Durchtanzte Nächte und fast 60: Im Zoo geht dem analogen Mann die Puste aus

Der analoge Mann

Aus Kreuzberg und der Welt: Erschöpft

»Ja, du bist jetzt auch schon bald 60. Vielleicht kannst du nicht mehr drei Nächte in der Woche tanzen gehen?« vermutet Julia mit mahnendem Unterton. »Das würde dir gefallen! Nee, Nee, daran liegt es nicht«, antworte ich erschöpft. »Ich glaube, ich bin krank. Vielleicht habe ich Corona? Ich sollte einen Test machen. Oder vielleicht ist es nur die berühmte Frühjahrsmüdigkeit? Ist doch seltsam, diese Schlappheit. Schon die ganze Woche lang bin ich vollkommen erschöpft.«

Ich weiß natürlich, das sie recht hat, aber will es nicht zugeben. Ich bin in meinem Erwachsenenleben immer mehrmals in der Woche ausgegangen und das soll sich auch nicht ändern. Ich trinke keinen Alkohol mehr, esse keinen Quatsch und bin allgemein so fit wie seit zehn Jahren nicht.

Eigentlich habe ich immer sehr viel Spaß daran, gemeinsam mit Julia draußen zu zeichnen. Jetzt werfe ich motorisch zwei, drei wilde Striche aufs Papier.

Trotzdem ist es wahrscheinlich nicht vorgesehen, dass man bis ins Greisenalter durchfeiert. Macht ja auch sonst niemand. Die meisten Leute müssen morgens sehr früh aufstehen, sind beruflich eingebunden, haben Familie und darüber irgendwann den Spaß am Ausgehen verloren.

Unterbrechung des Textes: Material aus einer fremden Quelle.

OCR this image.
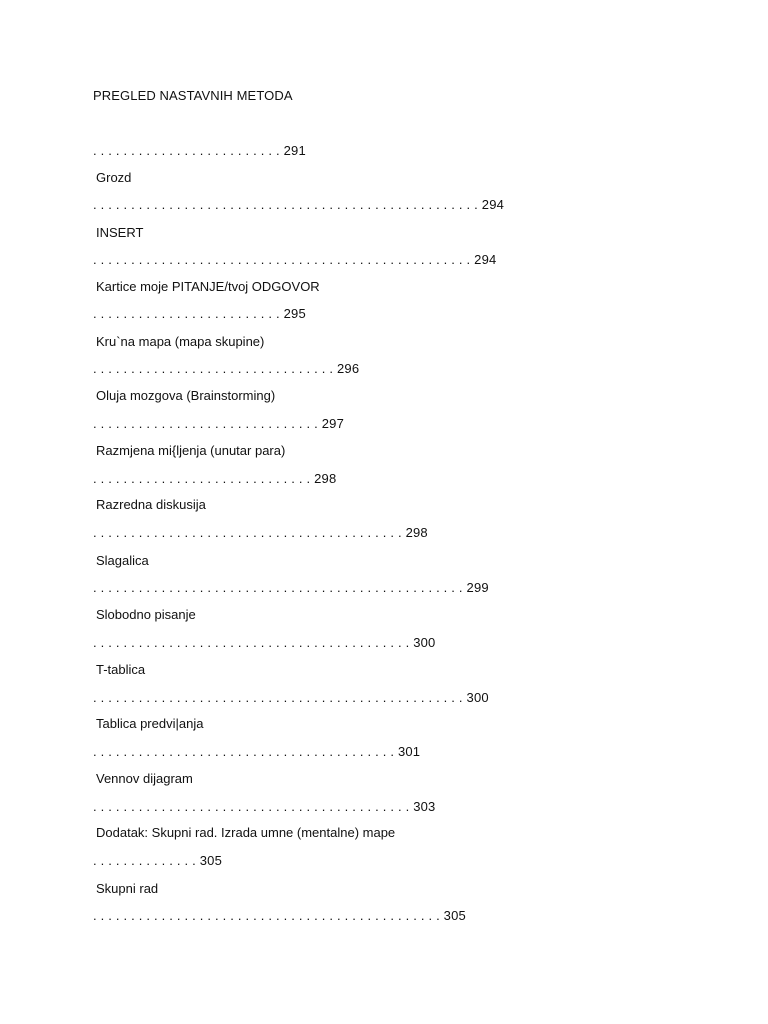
PREGLED NASTAVNIH METODA
. . . . . . . . . . . . . . . . . . . . . . . . . 291
Grozd
. . . . . . . . . . . . . . . . . . . . . . . . . . . . . . . . . . . . . . . . . . . . . . . . . . . 294
INSERT
. . . . . . . . . . . . . . . . . . . . . . . . . . . . . . . . . . . . . . . . . . . . . . . . . . 294
Kartice moje PITANJE/tvoj ODGOVOR
. . . . . . . . . . . . . . . . . . . . . . . . . 295
Kru`na mapa (mapa skupine)
. . . . . . . . . . . . . . . . . . . . . . . . . . . . . . . . 296
Oluja mozgova (Brainstorming)
. . . . . . . . . . . . . . . . . . . . . . . . . . . . . . 297
Razmjena mi{ljenja (unutar para)
. . . . . . . . . . . . . . . . . . . . . . . . . . . . . 298
Razredna diskusija
. . . . . . . . . . . . . . . . . . . . . . . . . . . . . . . . . . . . . . . . . 298
Slagalica
. . . . . . . . . . . . . . . . . . . . . . . . . . . . . . . . . . . . . . . . . . . . . . . . . 299
Slobodno pisanje
. . . . . . . . . . . . . . . . . . . . . . . . . . . . . . . . . . . . . . . . . . 300
T-tablica
. . . . . . . . . . . . . . . . . . . . . . . . . . . . . . . . . . . . . . . . . . . . . . . . . 300
Tablica predvi|anja
. . . . . . . . . . . . . . . . . . . . . . . . . . . . . . . . . . . . . . . . 301
Vennov dijagram
. . . . . . . . . . . . . . . . . . . . . . . . . . . . . . . . . . . . . . . . . . 303
Dodatak: Skupni rad. Izrada umne (mentalne) mape
. . . . . . . . . . . . . . 305
Skupni rad
. . . . . . . . . . . . . . . . . . . . . . . . . . . . . . . . . . . . . . . . . . . . . . 305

Am Dienstag hat das Toolbox Orchestra im Crack Bellmer gespielt. Ich habe vier Stunden getanzt. Müde bin ich um ein Uhr eine anstrengende halbe Stunde mit dem Fahrrad von Friedrichshain zurück nach Kreuzberg gefahren.

Wie jede Woche hat am Donnerstag das Time Rag Departement in der Villa Neukölln gespielt. Wieder habe ich zwei Stunden lang getanzt, Platten aufgelegt und bin erschöpft um halb zwei nach Hause geradelt.

Am Freitag waren Julia und ich auf der Party einer Freundin. Wieder habe ich stundenlang getanzt. Am Samstag waren Julia, unsere Freundin Anja und ich im Zoo. Sehr müde, an der Grenze zur Bocklosigkeit sitze ich in der »Welt der Vögel«, einem offenen Gehege, in dem die Vögel ganz nah an uns herankommen.

Eigentlich habe ich immer sehr viel Spaß daran, gemeinsam mit Julia draußen zu zeichnen. Jetzt werfe ich motorisch zwei, drei wilde Striche mit dem »Pitt Oil Based Extra Soft«-Stift von Faber-Castell aufs Papier. Ich liebe diesen Stift, es ist wirklich der beste Zeichenstift für schnelle Skizzen, mit dem sich ganz zarte, aber auch wuchtige, fette Linien darstellen lassen.

Meine Zeichnung sieht schlimm aus. Dann kommt auch schon die Durchsage: »Sehr geehrte Gäste, der Zoo schließt in wenigen Minuten … « Wir gehen zu Anja nach Hause und machen Retusche. Stundenlang sitzen wir gemütlich zusammen und aquarellieren. Mein ursprünglich rohes Bild wird zarter.

Müde, aber zufrieden schleppe ich mich am späten Abend nach Hause. Am Sonntag habe ich Schüttelfrost, bin dann plötzlich fiebrig. Ich schlafe lange und bin am Montag vollkommen wiederhergestellt. Wahrscheinlich habe ich mir das alles doch nur eingebildet. Auf jeden Fall freue ich mich jetzt schon auf morgen, da ist wieder Jam Cats, die monatliche Jam Session im Crack Bellmer.